Regarder une série en 2019 qui ne soit pas Game of Thrones (l’ultime saison du mastodonte débute en avril) signifie avoir surmonté une forêt de sollicitations plus ou moins désirées, tenter de rester clair avec son désir dans une nuée de possibilités. John Landgraf, patron de la chaîne FX qui, depuis une quinzaine d’années, a mis à l’antenne The Shield, Nip/Tuck ou encore The Americans, a trouvé il y a quelques printemps un mot pour définir ce moment que nous traversons collectivement : “Peak TV”, soit l’idée que la télé (au sens large du terme) serait parvenue à son pic de production.
Le problème, c’est que ce pic grandit de manière constante, au point que nous en sommes arrivés, l’année dernière, au chiffre légèrement étouffant de 495 séries diffusées en douze mois, aux États-Unis seulement – à multiplier par le nombre d’épisodes que contient chaque saison, au minimum une dizaine. À la fin des années 2000, il n’y en avait même pas la moitié : cela laisse entrevoir la concurrence effrénée que se livrent les chaînes historiques, les acteurs du câble et les géants du streaming pour abreuver la planète de ce que chacun appelle maintenant du “contenu” – façon cavalière et parfois déprimante de nommer les images en mouvement et les récits qui nous animent. L’une des plus belles aiguilles dans cette immense botte de foin s’appelle Better Things. Ne pas la connaître n’a rien de grave, mais on peut espérer que cela ne durera pas trop. Créée en 2016, cette comédie dramatique en épisodes d’une trentaine de minutes façonnés comme de mini-contes moraux, raconte la vie de Sam Fox, une actrice divorcée qui essaie de trouver sa place à Hollywood tout en élevant ses trois filles, dont deux sont des adolescentes. Adlon joue quasiment son propre rôle puisque cette quinquagénaire pétulante a traversé plusieurs décennies sous les palmiers de Los Angeles en multipliant les petits rôles et une flopée de voix off sur des dessins animés.

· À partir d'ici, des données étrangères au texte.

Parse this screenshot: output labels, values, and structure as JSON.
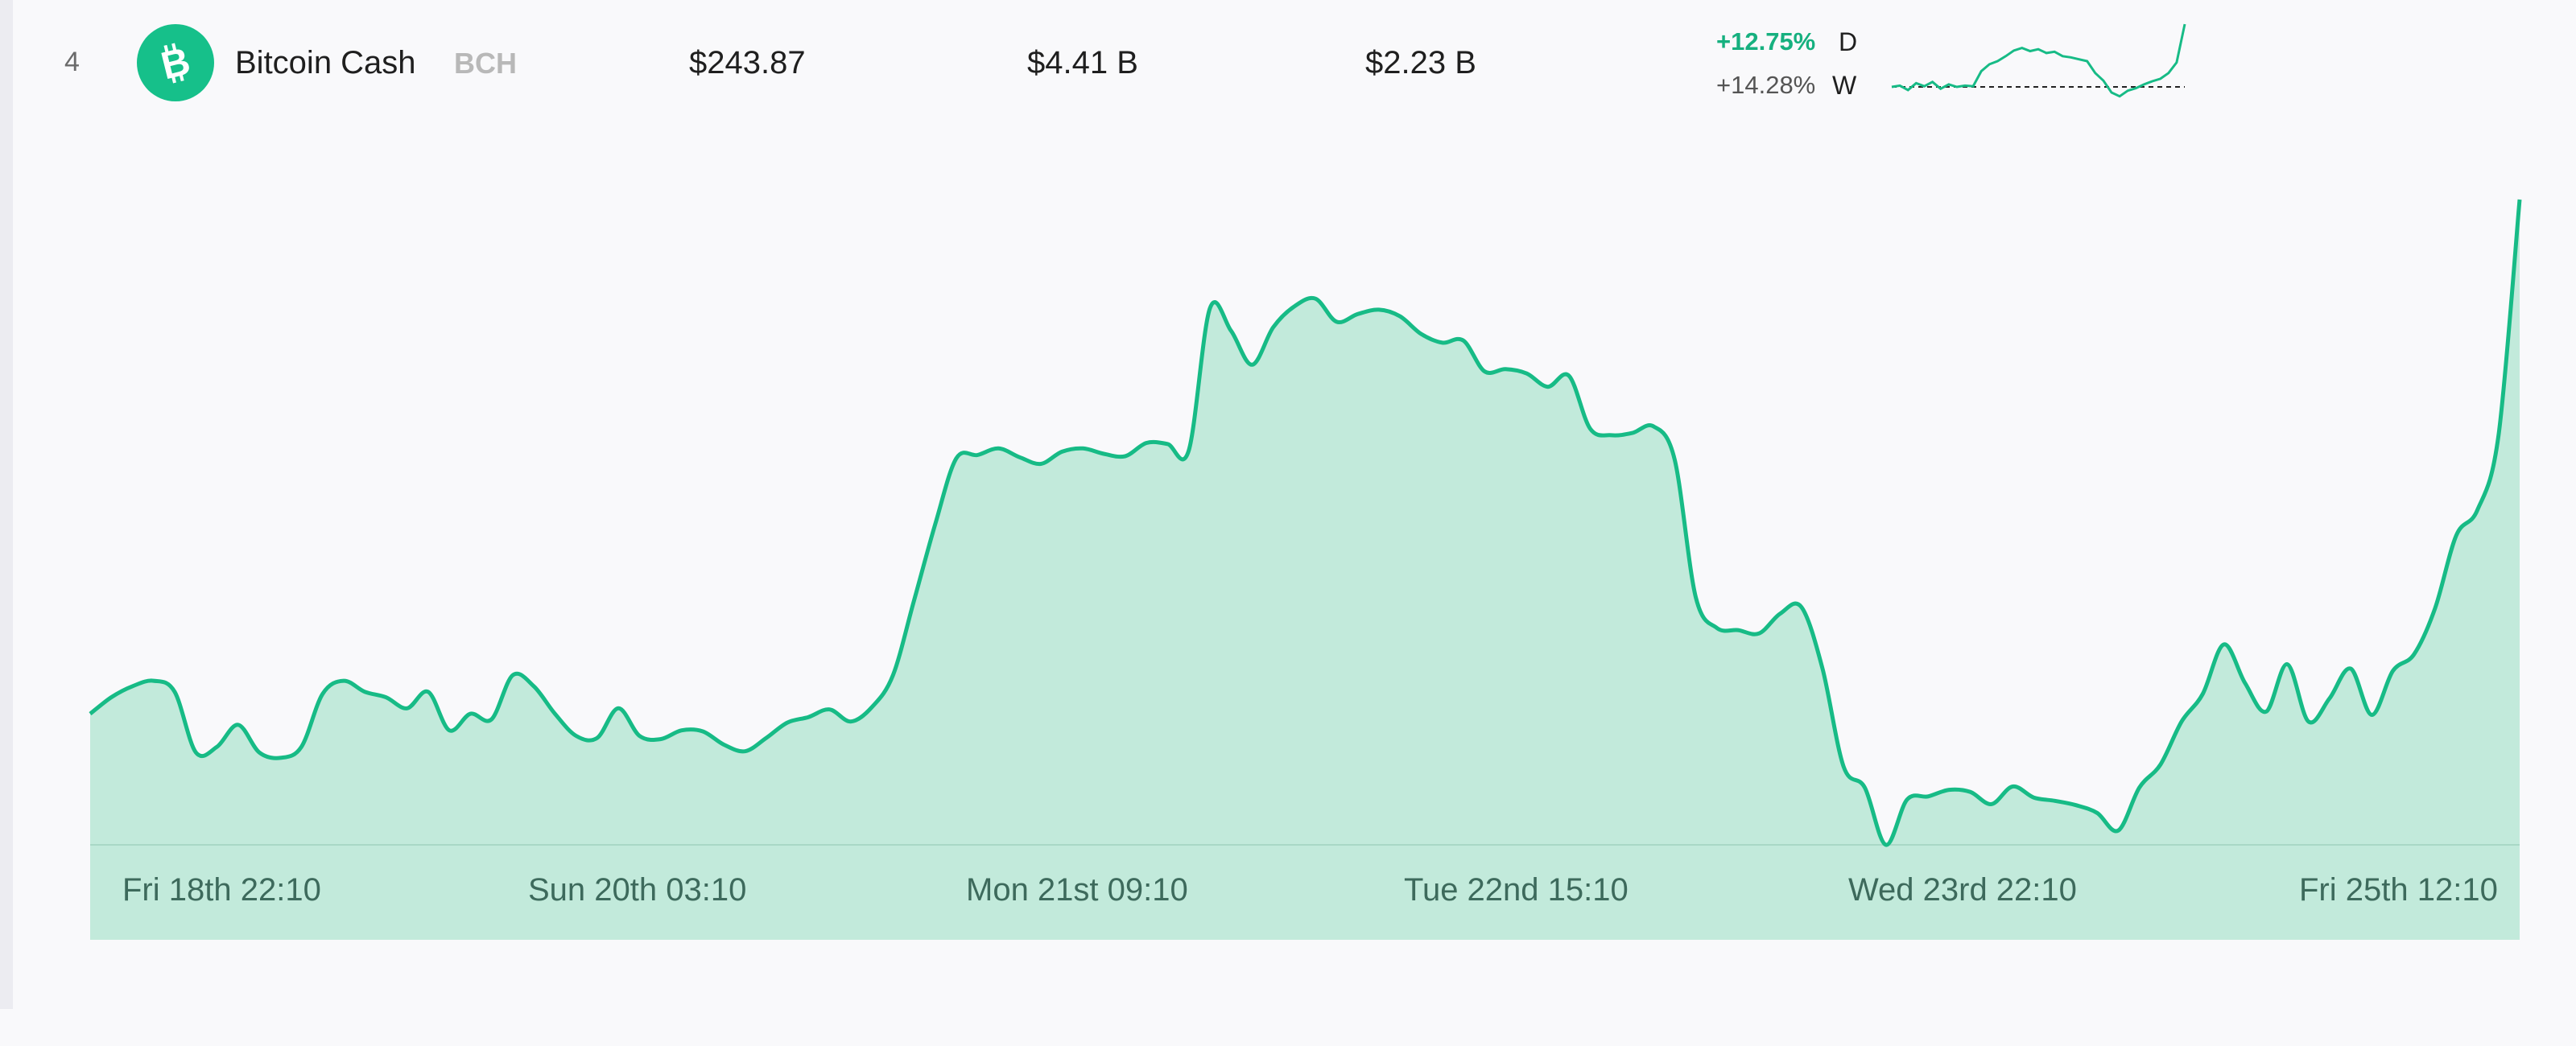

“Better Things” Saison 3 - Bande Annonce - CANAL+
La carrière de Pamela Adlon a conservé un cap constant jusqu’à sa rencontre avec l’humoriste Louis C.K., qui lui a offert un rôle dans sa série Louie avant de créer avec elle Better Things. À l’automne 2017, en pleine diffusion de la deuxième saison de cette dernière, le New York Times a révélé plusieurs affaires de comportement sexuel inapproprié concernant Louis C.K. Pamela Adlon s’est alors immédiatement séparée de lui professionnellement. Quinze mois plus tard, la troisième saison de Better Things est la première où le nom de son ancien meilleur ami n’apparaît plus. La vie ayant toujours infusé la fiction, cela semble logique que la série survive à cette péripétie, d’autant
que Better Things a toujours raconté en creux la libération de son héroïne. Pour cette nouvelle salve d’épisodes qu’elle a entièrement réalisés, Adlon s’est entourée d’une équipe d’écriture majoritairement féminine, faisant notamment appel aux services de Sarah Gubbins, responsable de l’excellente série féministe I Love Dick. L’introspection se poursuit autrement. Un monde s’ouvre. La poésie constante de Better Things va maintenant s’épanouir sans limites.
Better Things, saison 3, sur Canal Plus séries et MyCanal.